A Customer Success story.
Investment intelligence and signal detection
Increasingly private equity and other actively managed funds place an emphasis on ESG related issues when evaluating investment opportunities. With the growing interest in ESG related investment, data providers are offering a wide range of products to gather, analyze and report on relevant sustainability dimensions. With the massive volume of ESG data available from numerous sources, it is critical that this information is analyzed to boost alpha and/or identify emerging risks and investment opportunities.
Current ESG rating frameworks provide insight and opinion, however, ESG professionals still must do their own work in performing their duties. Scorecards are a good starting point; however, there is little advantage to having the same information and score as all other competing fund managers.
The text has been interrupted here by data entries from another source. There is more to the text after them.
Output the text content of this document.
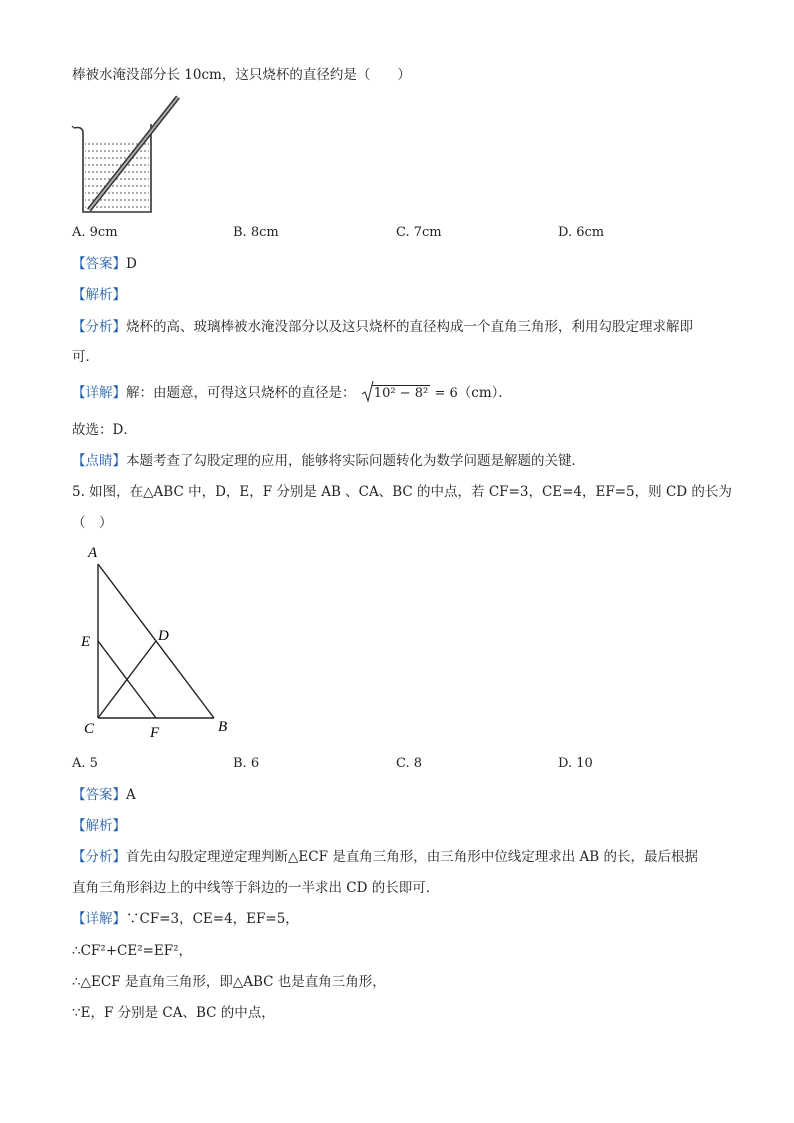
棒被水淹没部分长 10cm，这只烧杯的直径约是（　　）
A. 9cm	B. 8cm	C. 7cm	D. 6cm
【答案】D
【解析】
【分析】烧杯的高、玻璃棒被水淹没部分以及这只烧杯的直径构成一个直角三角形，利用勾股定理求解即
可．
【详解】解：由题意，可得这只烧杯的直径是： 10² − 8² = 6（cm）．
故选：D．
【点睛】本题考查了勾股定理的应用，能够将实际问题转化为数学问题是解题的关键．
5. 如图，在△ABC 中，D，E，F 分别是 AB 、CA、BC 的中点，若 CF=3，CE=4，EF=5，则 CD 的长为
（　）
A
E	D
C	F	B
A. 5	B. 6	C. 8	D. 10
【答案】A
【解析】
【分析】首先由勾股定理逆定理判断△ECF 是直角三角形，由三角形中位线定理求出 AB 的长，最后根据
直角三角形斜边上的中线等于斜边的一半求出 CD 的长即可．
【详解】∵CF=3，CE=4，EF=5，
∴CF²+CE²=EF²，
∴△ECF 是直角三角形，即△ABC 也是直角三角形，
∵E，F 分别是 CA、BC 的中点，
Instead of solely depending on periodically published third-party ESG scores, investment professionals must incorporate a diverse collection of ALTERNATE DATA such as 10K, earning call report, company news, sector news or other social media data and perform a thoughtful assessment in real-time.
AI trained on SASB General Issue Categories and United Nations Sustainability Development Goals (SDG) framework detect an event that has a material impact on your investment decisions.
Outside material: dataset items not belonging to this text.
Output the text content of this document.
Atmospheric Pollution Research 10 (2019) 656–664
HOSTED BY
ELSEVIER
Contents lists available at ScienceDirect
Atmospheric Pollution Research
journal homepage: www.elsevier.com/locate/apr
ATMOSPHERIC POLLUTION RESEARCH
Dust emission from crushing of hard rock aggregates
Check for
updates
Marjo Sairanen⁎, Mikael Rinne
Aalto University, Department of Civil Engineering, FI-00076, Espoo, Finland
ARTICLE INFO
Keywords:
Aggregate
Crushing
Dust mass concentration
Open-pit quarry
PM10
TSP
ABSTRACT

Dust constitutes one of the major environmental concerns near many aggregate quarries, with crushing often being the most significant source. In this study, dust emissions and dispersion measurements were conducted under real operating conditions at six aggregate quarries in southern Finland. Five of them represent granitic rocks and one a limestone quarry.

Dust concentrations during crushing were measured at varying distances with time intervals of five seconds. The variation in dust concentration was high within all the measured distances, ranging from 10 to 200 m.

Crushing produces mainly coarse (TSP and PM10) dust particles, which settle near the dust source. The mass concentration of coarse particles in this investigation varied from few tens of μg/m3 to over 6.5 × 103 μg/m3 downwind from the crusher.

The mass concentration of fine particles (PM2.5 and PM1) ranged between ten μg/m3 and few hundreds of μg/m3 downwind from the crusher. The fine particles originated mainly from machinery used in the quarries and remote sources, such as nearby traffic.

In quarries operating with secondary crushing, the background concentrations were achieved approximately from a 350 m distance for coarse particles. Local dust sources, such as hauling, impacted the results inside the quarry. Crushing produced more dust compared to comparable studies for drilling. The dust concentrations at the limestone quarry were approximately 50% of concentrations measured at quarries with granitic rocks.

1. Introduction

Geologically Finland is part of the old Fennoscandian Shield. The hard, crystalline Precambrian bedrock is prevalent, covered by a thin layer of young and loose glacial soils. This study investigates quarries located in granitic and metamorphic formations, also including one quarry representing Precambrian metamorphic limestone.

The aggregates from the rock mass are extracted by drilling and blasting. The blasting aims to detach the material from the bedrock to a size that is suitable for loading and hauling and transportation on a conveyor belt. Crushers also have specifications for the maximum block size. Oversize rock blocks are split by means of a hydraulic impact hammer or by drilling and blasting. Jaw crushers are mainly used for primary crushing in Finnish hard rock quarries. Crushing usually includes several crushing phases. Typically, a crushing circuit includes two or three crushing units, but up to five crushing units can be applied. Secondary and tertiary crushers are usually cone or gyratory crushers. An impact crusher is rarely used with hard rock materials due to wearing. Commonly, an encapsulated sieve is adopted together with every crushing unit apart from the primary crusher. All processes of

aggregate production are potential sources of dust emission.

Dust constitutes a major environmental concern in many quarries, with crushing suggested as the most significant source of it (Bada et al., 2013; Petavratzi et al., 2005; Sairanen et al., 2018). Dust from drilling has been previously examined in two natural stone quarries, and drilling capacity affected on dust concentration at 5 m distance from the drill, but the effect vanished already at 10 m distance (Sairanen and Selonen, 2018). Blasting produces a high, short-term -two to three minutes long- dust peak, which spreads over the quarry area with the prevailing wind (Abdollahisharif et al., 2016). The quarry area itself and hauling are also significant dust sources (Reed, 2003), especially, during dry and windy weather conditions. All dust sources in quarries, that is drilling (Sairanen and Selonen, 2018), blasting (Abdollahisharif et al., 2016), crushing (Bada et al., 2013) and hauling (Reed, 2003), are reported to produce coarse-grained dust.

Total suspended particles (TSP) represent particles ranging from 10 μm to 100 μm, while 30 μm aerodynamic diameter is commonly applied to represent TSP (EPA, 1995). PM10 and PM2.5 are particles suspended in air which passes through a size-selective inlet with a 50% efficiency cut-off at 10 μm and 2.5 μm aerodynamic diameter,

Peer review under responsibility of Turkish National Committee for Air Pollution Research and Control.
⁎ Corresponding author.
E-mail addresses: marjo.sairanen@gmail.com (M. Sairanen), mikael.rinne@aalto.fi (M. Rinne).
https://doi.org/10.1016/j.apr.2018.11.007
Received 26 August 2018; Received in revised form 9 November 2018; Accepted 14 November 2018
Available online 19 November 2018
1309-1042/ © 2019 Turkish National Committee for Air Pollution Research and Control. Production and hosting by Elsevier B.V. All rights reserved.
Get ready for the new world of AI and ML where AI could be trained on various ESG related topics(e.g. SASB general issue categories and SASB materiality mapping) to enable machines to filter news or events based on SASB general issue categories. You could search for a news article by companies or by specific ESG categories like GHG Emissions or Customer Welfare. This will allow ESG practitioners to quickly find the most relevant information about their targeted companies.
Key insights delivered through automation
- Real-time assessment of relative ESG activity of any company against its industry/global peers.
- Detection of ESG related signals mapped against SASB defined categories and materiality mapping for targeted corporations to provide daily signals that identify positive and negative ESG behavior.
- Automated root-cause analysis for specific changes in a target company’s ESG performance.